FIG 2.

Blastocystis ST-7 (B) induces stronger proinflammatory cytokine expression and MAPK activation in murine macrophages than ST-4 (WR1). RAW264.7 cells were incubated with lysates of either Blastocystis ST-4 (WR1) or ST-7 (B) at MOIs of 20 and 10, respectively. (A) mRNA levels of TNF-α, IL-1β, IL-6, and GAPDH in macrophages were measured by qRT-PCR. The results are normalized to GAPDH and expressed as the mean fold change relative to the 0-h time point, which is set at 1. (B) The concentrations of IL-6, TNF-α, and IL-1β in the culture supernatants of RAW264.7 cells were measured by ELISA. Each value represents the mean and standard deviation from at least 3 individual experiments. *, P < 0.05; **, P < 0.01; ***, P < 0.005 (representing a statistically significant difference compared to the negative control). #, P < 0.05; ##, P < 0.01; ###, P < 0.005 (representing a statistically significant difference between Blastocystis ST-4 and ST-7). (C) S. boulardii lysate does not induce inflammatory cytokine expression in macrophages. RAW264.7 cells were incubated with lysate of either Blastocystis ST-7 (B) (MOI, 10) or S. boulardii (MOI, 20).
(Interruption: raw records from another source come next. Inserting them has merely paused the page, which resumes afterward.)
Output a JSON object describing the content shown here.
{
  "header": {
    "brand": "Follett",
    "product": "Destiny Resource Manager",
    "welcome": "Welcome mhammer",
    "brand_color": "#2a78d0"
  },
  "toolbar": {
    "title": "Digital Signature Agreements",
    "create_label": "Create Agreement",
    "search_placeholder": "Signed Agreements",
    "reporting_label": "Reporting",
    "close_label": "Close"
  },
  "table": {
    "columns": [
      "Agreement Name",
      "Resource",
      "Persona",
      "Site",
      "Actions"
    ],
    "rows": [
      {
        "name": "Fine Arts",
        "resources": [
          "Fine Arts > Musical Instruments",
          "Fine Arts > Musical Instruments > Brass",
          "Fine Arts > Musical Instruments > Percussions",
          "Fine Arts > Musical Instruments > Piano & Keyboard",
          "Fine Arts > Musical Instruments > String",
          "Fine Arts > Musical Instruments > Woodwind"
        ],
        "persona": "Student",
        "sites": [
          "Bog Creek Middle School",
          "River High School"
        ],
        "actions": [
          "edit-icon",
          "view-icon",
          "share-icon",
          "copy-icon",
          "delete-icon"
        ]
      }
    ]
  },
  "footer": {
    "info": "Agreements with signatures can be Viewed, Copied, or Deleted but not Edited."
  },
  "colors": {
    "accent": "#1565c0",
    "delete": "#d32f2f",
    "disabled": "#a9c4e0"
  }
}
The mRNA levels of TNF-α, IL-1β, IL-6, and GAPDH in macrophages were measured by qRT-PCR. (D) Representative Western blots of MAPK activation in RAW264.7 cells in response to ST-4 (WR1) or ST-7 (B) lysate stimulation. Cells were lysed and were processed by SDS-PAGE. Membranes were then blotted with phospho-ERK (p-ERK), total ERK (t-ERK), phospho-JNK, total JNK, phospho-p38, and total p38 antibodies. Each blot is representative of three separate experiments.